DeltaAI will be made available to researchers nationwide through the NSF ACCESS program and the National Artificial Intelligence Research Resource (NAIRR) pilot initiative. This broad accessibility is designed to foster collaboration and extend the reach of DeltaAI’s advanced computing capabilities.
“We’re really excited to see more and more users take advantage of our cutting-edge GPUs, as well as the kind of support we can offer and the ability to work with other groups and share content. our resources,” Gropp said.
Gropp says the new system will play a dual role in advancing AI and more conventional computer science. While DeltaAI’s nodes are optimized for AI-specific workloads and tools, they are also accessible to HPC users, as the system design makes it a versatile platform that serves both research and AI and traditional HPC applications.

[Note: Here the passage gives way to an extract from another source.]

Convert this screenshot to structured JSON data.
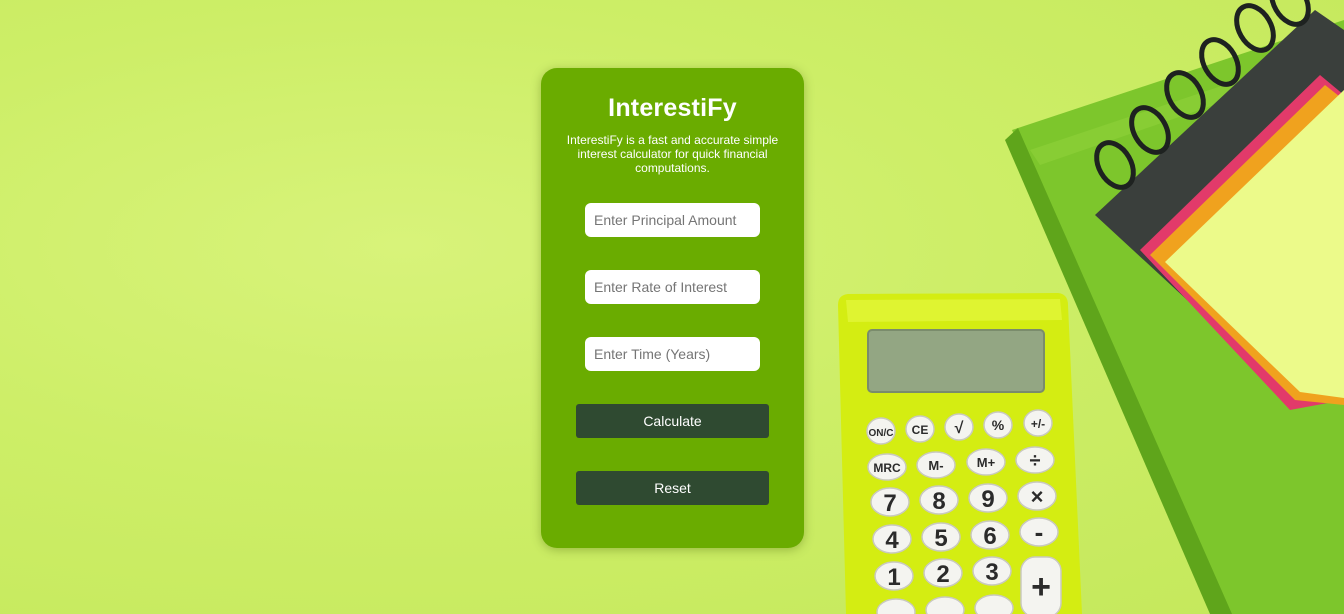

HPC workloads such as molecular dynamics, fluid mechanics, and structural mechanics will significantly benefit from the system’s advanced architecture, particularly its multi-GPU nodes and unified memory. These features address common HPC challenges, such as memory bandwidth limitations, by providing considerable bandwidth that improves performance for compute-intensive tasks.
DeltaAI is integrated with the original Delta system on the same Slingshot network and shared file system, representing a forward-thinking approach to infrastructure design. This interconnected configuration not only maximizes resource efficiency, but also lays the foundation for future scalability.
Gropp says plans are already in place to add new systems over the next two years, reflecting a move toward a continuous upgrade model rather than waiting until current hardware becomes obsolete. While this approach may present challenges in managing a more heterogeneous system, the benefits of staying at the forefront of innovation far outweigh the complexities.
This innovative approach to infrastructure design ensures that traditional computing workloads are maintained and seamlessly integrated with AI advancements, fostering a balanced and versatile research environment in computing’s AI-saturated landscape modern technology that can lead to AI fatigue.
“The hype around AI can be exhausting,” notes Gropp. “We need to be careful, because what AI can do has tremendous value. But there are a lot of things it can’t do, and I don’t think it will ever be able to do it, at least with the technologies we have.
DeltaAI exemplifies NCSA’s commitment to advancing both the frontiers of scientific understanding and the practical application of AI and HPC technologies. Scientific applications such as turbulence modeling benefit from the combination of HPC and AI.
“I think it’s an exciting example of what we really want to be able to do.” Not only do we want to understand it and satisfy our curiosity, but we would also like to be able to take this knowledge and use it to make the lives of humanity better. Being able to do that translation is important,” Gropp said.